Vecorisation and better memory alignments for speed-up
In general, codes running on Xeon Phi should be able to use many cores and scale well when the number of cores is increased. In the case of GERShWIN the multi-threaded version of the code was taken as a baseline. As codes need to be vectorised to make efficient use of this CPU, the first step was to rewrite the matrix/vector product operations. This made it possible to expose to the compiler as many vectorisation opportunities as possible. In addition, OpenMP SIMD directives were used to enforce vectorisation. These initial modifications already resulted in a speedup of 1.3. In a second step, bad memory alignments were identified and resolved. After these changes the speedup factor increased to 2.1. Similar procedures lead to speed-up factors of 3.5 for the oil exploration code by BSC and even 3.6 for the TurboRVB code by CINECA.

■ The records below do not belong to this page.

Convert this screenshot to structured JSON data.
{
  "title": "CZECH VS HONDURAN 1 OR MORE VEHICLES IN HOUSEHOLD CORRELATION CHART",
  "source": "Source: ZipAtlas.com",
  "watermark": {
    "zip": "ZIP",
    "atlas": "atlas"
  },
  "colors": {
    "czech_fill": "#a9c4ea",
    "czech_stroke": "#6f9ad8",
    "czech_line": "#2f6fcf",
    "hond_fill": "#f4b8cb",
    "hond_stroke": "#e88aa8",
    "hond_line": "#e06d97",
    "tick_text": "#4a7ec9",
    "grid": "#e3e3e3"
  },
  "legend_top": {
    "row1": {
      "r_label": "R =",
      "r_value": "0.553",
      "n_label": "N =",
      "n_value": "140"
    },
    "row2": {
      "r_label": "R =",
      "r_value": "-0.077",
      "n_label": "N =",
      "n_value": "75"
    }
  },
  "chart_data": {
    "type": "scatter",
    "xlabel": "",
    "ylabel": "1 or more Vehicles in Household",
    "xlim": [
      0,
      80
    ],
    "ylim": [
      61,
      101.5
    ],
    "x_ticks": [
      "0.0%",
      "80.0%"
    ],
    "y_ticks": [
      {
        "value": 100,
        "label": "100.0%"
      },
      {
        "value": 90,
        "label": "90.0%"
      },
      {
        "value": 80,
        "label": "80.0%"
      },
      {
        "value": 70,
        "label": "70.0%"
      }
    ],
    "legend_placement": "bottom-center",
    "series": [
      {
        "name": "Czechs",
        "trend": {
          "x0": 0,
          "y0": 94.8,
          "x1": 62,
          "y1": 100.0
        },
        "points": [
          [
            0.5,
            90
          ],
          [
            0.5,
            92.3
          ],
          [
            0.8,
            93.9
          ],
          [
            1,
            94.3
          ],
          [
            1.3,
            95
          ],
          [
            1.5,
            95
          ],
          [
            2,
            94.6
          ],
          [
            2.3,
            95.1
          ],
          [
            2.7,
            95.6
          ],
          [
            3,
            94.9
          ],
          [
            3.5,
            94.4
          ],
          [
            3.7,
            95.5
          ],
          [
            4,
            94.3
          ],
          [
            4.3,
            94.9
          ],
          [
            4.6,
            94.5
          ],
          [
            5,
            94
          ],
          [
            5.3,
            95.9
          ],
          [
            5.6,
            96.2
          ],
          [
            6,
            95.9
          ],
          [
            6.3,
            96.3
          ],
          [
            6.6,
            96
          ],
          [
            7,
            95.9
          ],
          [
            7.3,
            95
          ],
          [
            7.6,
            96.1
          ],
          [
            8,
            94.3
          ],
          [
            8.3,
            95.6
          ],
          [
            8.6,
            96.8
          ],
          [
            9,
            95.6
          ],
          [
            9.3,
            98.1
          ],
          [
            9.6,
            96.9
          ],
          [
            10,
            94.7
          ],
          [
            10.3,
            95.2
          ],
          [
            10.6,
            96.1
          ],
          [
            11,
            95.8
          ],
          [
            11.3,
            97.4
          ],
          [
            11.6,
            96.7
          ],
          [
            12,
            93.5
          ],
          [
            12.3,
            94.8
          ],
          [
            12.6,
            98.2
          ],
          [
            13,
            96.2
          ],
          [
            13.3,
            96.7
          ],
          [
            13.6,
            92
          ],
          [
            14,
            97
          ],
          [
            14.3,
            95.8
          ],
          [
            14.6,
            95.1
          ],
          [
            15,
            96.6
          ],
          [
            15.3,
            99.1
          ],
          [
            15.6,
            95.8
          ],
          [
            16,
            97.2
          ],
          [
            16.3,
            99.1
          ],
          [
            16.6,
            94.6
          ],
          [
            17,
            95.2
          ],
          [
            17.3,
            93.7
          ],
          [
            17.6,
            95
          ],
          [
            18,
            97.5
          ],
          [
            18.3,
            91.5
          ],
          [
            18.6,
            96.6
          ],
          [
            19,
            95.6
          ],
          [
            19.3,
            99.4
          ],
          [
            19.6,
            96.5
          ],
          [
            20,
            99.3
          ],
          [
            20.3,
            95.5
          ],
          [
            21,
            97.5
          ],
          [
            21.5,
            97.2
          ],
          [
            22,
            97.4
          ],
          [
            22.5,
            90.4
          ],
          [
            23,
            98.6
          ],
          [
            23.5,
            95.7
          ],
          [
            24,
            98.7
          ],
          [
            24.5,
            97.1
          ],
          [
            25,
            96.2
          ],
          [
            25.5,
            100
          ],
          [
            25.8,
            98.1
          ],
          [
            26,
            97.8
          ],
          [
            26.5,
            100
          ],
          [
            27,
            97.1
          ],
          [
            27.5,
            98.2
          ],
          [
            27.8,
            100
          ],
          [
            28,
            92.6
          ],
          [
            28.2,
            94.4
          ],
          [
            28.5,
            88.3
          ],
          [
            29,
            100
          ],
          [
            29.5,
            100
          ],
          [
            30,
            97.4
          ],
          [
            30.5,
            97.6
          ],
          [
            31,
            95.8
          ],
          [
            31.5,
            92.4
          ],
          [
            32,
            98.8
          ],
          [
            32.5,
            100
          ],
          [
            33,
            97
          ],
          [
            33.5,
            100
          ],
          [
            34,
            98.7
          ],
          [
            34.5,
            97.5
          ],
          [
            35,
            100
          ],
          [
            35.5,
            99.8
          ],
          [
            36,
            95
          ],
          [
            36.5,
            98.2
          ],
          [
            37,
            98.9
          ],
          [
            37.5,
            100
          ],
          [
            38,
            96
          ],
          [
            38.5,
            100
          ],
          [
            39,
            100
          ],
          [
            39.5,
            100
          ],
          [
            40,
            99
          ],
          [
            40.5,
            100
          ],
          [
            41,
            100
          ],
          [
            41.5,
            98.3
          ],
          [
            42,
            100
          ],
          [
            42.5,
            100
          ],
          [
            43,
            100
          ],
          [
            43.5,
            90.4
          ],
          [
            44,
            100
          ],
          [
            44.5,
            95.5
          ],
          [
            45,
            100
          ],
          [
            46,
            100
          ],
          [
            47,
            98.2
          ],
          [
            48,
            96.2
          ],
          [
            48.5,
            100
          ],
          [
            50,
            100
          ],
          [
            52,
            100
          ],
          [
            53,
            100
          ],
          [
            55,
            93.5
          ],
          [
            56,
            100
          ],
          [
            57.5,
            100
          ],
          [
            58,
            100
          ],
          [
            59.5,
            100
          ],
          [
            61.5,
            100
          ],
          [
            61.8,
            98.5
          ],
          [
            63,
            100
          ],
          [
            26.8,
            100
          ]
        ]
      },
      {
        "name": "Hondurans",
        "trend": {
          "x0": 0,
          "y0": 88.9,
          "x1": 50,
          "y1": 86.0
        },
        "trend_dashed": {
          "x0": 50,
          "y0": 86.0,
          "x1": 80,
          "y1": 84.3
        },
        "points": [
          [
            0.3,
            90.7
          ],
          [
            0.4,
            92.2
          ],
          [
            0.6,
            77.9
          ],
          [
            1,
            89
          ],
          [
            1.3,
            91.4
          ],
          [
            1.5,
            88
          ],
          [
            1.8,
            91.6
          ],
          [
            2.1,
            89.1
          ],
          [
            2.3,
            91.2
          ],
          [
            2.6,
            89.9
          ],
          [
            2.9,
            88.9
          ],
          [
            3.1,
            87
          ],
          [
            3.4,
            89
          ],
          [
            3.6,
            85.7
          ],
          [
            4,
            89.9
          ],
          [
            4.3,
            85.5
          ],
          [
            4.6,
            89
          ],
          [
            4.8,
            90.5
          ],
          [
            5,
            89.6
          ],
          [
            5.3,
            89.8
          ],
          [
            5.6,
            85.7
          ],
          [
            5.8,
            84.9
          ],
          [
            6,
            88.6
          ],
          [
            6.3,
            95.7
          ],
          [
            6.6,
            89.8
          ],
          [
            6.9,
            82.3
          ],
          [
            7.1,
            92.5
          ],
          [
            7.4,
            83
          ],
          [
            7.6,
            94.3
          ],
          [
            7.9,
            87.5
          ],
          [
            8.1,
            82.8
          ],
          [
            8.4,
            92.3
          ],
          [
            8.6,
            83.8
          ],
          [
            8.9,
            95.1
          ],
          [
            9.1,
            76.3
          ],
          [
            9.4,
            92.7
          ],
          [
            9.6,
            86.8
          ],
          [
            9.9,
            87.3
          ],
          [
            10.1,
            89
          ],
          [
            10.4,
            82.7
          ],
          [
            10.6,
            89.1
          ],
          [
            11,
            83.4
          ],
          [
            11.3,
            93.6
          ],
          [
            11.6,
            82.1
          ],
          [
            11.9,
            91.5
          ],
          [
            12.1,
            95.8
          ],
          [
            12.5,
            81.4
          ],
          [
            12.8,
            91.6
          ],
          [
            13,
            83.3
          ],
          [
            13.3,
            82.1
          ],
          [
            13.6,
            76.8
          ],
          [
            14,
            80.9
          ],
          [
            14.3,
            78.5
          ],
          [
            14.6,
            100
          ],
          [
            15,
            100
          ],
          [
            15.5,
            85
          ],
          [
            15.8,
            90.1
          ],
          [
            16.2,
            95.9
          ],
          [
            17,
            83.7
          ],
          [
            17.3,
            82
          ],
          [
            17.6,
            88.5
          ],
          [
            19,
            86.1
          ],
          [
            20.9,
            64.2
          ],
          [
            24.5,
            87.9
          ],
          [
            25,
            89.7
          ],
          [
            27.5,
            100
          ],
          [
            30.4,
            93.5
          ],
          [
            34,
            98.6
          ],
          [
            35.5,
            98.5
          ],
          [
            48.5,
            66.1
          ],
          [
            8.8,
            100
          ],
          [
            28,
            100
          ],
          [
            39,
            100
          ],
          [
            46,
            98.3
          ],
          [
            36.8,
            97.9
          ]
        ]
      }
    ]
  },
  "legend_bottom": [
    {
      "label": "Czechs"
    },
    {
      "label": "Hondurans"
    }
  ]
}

Benefiting from the on-package MCDRAM
Finally, the team explored the Xeon Phi option to leverage the on-package high-bandwidth memory (MCDRAM). For accessing this memory, the numactl command was used to place all application data (for a use case that requires less than 16 GByte memory) on the MCDRAM. The threaded and vectorised version of GERShWIN using the MCDRAM yields a speed increase of factor 1.3 to 1.4 compared to using the DDR4 DRAM. We have measured similar speedup factors e.g. for the TurboRVB code by CINECA.